Anytime a user wants to access a large percent of table rows the query optimizer might use an access method known as a scan. Here's an example of query satisfied with a scan :
Prior to running this query I added an index to the state column as to illustrate when the optimizer might chose a seek over a scan.
CREATE NONCLUSTERED INDEX NonClus_StatePro ON Dimension.City([State Province])
Aside - If the query was in production I would consider covering by adding the required columns in an INCLUDE clause, however it would change the dynamic of this demo.
Let's see when we look at cities in Hawaii instead:
Here the optimizer decided it was more efficient to first seek the non-clustered index and then scan the table. It chose this plan because a small percentage of the table rows contain the value 'Hawaii'. The next natural question is, "What is the tipping point for a scan vs a seek with look-ups?" The correct answer is "it depends". But as a rule of thumb, when more than 1% of the rows are returned by the search criteria the optimizer shifts from seeks to scans.
An analogy can be used to further illustrate the concept of scans vs. seeks.
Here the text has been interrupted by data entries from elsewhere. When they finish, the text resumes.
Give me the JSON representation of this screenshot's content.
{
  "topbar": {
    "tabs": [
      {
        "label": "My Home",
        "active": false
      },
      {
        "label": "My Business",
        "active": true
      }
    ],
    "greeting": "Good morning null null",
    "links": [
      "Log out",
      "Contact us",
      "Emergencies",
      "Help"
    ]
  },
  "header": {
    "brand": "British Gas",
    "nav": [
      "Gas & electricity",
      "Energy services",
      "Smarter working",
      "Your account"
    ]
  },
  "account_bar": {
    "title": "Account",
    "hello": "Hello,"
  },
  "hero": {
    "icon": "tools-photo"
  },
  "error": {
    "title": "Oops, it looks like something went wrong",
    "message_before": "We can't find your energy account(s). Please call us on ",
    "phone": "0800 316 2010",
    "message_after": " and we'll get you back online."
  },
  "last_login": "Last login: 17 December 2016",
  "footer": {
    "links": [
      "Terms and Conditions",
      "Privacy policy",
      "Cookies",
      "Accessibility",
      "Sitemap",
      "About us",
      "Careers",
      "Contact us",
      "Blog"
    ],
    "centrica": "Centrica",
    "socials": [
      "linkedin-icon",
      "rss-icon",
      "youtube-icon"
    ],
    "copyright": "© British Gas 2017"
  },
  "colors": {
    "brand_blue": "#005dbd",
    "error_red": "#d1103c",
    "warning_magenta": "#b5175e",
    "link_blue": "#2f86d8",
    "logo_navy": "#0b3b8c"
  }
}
Imagine if someone was tasked with counting the occurrences of the word "the" in a history text book. The fastest way to achieve this would be to scan every page of the book. Now imagine if someone was tasked with counting the occurrences of the word "George Washington". The fastest way to achieve this would be to seek "George Washington" in the back of the book index then find the page numbers and then look up those pages. The word "George Washington" has a lower cardinality then the word "the" thus a seek speeds up the search. Roughly the same concept for a database query.
Just to prove scans are sometimes more optimal then seeks and vice versa we will run both queries above with hints in a batch.
SELECT [City Key] ,[City] ,[State Province] FROM [WideWorldImportersDW].[Dimension].[City] WHERE [State Province] = 'Hawaii' OPTION(RECOMPILE) SELECT [City Key] ,[City] ,[State Province] FROM [WideWorldImportersDW].[Dimension].[City] WITH (FORCESCAN) --Forces SCAN access WHERE [State Province] = 'Hawaii' OPTION(RECOMPILE)
The Seek was apparently only 1/5 the cost of the batch:
I/O and time statistics tell the same story, 660 reads vs 3482 and 5 milliseconds vs 45.
Changing our search value back to Texas and changing the hint to WITH (FORCESEEK) once again confirms the optimizer's natural choice.
We will analyze how the storage engine handles the optimizer's request to perform a scan.
The storage engine has a two options to perform the scan query. It can scan the pages in allocation order or index order. Allocation order scans work by reading the data on IAM pages in file order. Index order scans data by traversing the linked list of the index leaf level. When fragmentation occurs, index order scans might suffer a performance hit because the path of the scan is no longer in order.
The storage engine will always use a allocation order scan when the table is a heap. The storage engine might use allocation order scan under the following criteria:
- the plan chooses an index scan and ordering is not required and the index is greater than 64 pages (512 KB)
- an un-ordered scan occurs on an index greater than 64 pages and the request isolation level is set to Read Uncommitted e.g. NOLOCK hint
- The query is ran with a TABLOCK hint
- the scan occurs on a read-only database or file group
Understanding the internals of scans is important from a query tuning perspective. Systems will benefit immensely when administered and developed by data pros familiar with access methods.